If you read the report, or you yourself had ever researched Palestinian (or Israeli) society, you would know that HAMAS' demands during the truce were 1. a ceasefire meaning an end to attacks, detentions w/o charge, assassinations, [none of which ceased] and that its demands for a longer truce are 1. a ceasefire 2. political and human rights - meaning an end to the blockade and normal rights of movement, communication, representation 3. a significant prisoner release 4. withdrawal from the territories, or significant movement/negotiation to such from the West Bank, prior to this latest, yes "holocaust"

and resumption of negotiations over the unresolved issues (Jerusalem, refugees).

Such a peace is needed by Israel as well for moral as well as political reasons.

If you had read the study, you would know that many HAMAS members do not argue for an end to Israel, only an end to the occupation of Palestinian land, namely the West Bank and Gaza.

Perhaps Futile to Respond of DC 5:55PM January 06, 2009

Why don't you go to USNEWS' article Why the War in Gaza Broke Out Now and look up the comments of Ms. Rotem from Israel? She offers the Israeli side of the story and she even talks about comparing this campaign to the Holocaust. You'll find that the Palestinians are not the only ones hurting right now. Also, try doing some of your own research about this issue.

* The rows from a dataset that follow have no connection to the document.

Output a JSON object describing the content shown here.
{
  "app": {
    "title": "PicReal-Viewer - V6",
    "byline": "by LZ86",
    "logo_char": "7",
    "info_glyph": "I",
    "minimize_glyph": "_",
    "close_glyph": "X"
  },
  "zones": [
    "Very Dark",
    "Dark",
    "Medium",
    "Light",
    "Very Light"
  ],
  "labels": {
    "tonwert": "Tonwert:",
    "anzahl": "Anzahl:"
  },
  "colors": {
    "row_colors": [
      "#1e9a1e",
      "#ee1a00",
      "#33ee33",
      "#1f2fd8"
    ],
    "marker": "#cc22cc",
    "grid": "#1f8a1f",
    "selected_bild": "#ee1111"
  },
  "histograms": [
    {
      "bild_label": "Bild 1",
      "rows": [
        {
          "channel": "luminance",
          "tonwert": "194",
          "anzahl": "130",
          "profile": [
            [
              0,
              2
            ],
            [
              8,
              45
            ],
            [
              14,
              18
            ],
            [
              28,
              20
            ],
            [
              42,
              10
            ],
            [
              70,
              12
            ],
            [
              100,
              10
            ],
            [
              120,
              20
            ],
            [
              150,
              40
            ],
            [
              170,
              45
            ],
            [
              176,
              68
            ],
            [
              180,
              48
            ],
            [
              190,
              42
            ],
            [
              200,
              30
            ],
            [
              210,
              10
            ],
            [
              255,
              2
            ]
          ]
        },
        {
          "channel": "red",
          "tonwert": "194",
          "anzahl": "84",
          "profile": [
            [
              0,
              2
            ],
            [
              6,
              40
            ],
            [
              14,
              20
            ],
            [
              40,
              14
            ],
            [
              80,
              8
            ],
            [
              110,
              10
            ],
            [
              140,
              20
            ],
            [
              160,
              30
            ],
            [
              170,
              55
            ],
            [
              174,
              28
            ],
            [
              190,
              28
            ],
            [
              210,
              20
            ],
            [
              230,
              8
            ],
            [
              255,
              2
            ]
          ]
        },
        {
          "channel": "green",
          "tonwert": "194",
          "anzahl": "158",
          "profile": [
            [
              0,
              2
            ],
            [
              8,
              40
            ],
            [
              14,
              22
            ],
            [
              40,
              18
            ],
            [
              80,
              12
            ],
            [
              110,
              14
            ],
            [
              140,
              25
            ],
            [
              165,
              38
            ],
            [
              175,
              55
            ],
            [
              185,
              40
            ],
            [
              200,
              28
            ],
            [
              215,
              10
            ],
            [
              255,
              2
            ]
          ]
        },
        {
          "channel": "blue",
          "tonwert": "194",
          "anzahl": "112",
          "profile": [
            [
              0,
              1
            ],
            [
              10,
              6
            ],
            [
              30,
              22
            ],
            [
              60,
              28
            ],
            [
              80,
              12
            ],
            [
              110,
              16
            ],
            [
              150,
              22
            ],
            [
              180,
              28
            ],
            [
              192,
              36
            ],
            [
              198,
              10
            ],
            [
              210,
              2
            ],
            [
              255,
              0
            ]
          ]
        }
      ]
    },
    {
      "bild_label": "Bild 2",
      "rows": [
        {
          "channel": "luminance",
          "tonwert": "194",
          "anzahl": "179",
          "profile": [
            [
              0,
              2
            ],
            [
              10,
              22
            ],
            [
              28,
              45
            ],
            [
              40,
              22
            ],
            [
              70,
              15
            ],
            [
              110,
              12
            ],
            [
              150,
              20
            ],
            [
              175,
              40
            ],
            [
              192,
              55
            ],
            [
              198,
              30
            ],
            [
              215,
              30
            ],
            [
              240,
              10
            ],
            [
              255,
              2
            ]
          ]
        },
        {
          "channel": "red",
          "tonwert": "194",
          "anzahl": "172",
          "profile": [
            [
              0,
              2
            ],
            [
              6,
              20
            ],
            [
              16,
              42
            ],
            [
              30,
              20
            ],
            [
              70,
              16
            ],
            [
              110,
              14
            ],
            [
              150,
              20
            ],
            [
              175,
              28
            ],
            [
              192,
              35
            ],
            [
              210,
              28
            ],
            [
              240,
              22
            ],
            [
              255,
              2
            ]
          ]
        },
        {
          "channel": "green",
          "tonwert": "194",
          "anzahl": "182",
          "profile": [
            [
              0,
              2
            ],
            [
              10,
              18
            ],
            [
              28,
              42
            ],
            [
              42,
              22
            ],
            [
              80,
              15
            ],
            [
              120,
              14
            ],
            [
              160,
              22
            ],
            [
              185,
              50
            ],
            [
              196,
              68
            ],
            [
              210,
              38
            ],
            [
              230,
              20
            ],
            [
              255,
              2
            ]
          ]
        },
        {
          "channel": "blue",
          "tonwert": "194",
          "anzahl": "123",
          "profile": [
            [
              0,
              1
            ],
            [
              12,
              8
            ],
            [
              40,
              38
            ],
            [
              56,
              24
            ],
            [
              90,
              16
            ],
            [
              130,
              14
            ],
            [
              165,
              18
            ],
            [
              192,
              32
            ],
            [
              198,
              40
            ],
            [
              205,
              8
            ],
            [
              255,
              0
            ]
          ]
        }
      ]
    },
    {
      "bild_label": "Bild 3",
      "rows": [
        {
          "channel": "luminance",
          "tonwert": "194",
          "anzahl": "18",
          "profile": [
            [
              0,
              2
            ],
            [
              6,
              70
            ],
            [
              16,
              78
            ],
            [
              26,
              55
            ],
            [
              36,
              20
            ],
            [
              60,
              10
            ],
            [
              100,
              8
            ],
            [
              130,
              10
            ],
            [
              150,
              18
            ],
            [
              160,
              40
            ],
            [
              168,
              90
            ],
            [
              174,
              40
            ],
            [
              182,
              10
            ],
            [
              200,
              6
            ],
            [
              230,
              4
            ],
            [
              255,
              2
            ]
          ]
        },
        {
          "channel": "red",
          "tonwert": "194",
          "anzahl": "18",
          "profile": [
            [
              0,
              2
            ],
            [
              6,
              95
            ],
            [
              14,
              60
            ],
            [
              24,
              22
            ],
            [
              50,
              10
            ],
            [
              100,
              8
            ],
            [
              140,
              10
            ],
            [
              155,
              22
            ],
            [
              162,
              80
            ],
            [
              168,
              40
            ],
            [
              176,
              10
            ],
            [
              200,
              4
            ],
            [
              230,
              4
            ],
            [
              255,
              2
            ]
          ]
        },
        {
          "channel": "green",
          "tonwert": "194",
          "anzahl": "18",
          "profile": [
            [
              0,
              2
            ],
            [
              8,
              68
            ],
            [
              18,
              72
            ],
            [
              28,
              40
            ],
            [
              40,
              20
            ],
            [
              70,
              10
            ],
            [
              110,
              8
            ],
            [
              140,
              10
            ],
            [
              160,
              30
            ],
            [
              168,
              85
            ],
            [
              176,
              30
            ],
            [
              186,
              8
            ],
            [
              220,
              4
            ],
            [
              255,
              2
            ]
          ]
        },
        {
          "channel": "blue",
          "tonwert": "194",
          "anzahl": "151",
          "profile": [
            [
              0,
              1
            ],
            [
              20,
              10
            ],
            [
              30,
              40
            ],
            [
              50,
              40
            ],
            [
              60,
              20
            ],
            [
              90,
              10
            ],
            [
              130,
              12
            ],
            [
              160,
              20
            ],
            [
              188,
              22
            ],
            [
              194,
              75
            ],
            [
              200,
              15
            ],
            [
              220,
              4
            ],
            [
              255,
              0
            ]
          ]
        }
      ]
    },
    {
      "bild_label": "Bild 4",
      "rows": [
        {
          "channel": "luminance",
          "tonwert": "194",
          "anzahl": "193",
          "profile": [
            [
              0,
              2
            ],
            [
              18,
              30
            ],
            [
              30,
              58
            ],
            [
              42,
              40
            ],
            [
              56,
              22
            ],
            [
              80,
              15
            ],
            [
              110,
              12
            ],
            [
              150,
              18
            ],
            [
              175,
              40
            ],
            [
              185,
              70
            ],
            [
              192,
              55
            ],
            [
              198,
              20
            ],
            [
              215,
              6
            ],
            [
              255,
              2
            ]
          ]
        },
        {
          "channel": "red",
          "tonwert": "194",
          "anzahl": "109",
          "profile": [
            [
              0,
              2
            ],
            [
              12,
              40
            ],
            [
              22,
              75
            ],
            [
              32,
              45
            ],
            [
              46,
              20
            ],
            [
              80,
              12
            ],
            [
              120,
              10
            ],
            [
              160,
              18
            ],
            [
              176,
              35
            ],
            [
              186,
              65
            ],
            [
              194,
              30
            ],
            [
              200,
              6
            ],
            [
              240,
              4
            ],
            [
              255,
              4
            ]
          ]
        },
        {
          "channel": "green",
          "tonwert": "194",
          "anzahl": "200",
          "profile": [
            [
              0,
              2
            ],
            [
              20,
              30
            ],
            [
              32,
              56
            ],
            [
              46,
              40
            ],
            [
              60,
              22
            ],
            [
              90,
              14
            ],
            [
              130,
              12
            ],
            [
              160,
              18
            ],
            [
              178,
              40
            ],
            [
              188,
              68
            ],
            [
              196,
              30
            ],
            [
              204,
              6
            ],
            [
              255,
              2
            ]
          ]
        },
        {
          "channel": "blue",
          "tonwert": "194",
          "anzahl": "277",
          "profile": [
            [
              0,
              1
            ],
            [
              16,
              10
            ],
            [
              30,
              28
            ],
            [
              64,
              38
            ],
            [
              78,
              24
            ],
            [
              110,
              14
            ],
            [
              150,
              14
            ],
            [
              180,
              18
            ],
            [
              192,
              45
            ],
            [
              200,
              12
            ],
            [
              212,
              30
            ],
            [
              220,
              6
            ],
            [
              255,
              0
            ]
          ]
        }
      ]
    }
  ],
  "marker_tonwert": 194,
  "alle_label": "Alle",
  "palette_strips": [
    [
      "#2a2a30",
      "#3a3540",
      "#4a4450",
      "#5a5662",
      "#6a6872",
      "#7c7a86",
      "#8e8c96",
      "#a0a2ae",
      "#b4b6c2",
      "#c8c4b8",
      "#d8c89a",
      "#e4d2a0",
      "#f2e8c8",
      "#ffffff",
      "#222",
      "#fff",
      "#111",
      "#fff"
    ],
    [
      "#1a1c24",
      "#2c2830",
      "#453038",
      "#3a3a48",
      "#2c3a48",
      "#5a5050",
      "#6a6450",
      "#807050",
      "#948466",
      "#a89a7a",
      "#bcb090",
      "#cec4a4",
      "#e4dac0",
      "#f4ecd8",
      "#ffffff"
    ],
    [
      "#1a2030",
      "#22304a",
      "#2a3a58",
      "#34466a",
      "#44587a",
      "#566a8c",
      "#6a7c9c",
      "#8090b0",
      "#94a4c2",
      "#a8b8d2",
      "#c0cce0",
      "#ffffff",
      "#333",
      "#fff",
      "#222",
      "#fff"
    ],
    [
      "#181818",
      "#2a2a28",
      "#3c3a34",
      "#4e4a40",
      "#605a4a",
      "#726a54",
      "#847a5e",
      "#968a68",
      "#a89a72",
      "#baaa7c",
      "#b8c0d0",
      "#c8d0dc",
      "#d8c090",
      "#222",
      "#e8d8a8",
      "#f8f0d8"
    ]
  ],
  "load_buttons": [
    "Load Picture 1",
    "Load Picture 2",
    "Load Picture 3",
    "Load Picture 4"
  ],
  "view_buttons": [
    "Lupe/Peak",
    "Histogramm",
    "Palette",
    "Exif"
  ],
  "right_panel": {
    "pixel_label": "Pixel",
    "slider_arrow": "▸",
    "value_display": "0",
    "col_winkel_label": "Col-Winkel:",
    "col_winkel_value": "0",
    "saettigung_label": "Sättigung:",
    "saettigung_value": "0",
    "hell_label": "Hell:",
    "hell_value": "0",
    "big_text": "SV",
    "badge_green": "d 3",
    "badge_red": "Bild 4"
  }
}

Dr. Shade of NC 2:50PM January 04, 2009

Holocaust is the genocidal crime against people based on their ethnicity. This genocide could be perpetrated through different means such as poison gas, guns, tanks, air raids, biological warfare, economical siege, starvation, destruction of vital natural resources, eviction into desert, and deprivation of basic vital materials among others, to produce the same result; mass deaths. For the last sixty years Palestinians have been suffering from all these methods in a deliberate programmed holocaust. The perpetrators are not Nazis, but those who claim to be survivors, and their descendents, of Nazi-caused holocaust; Zionist Jewish Israelis.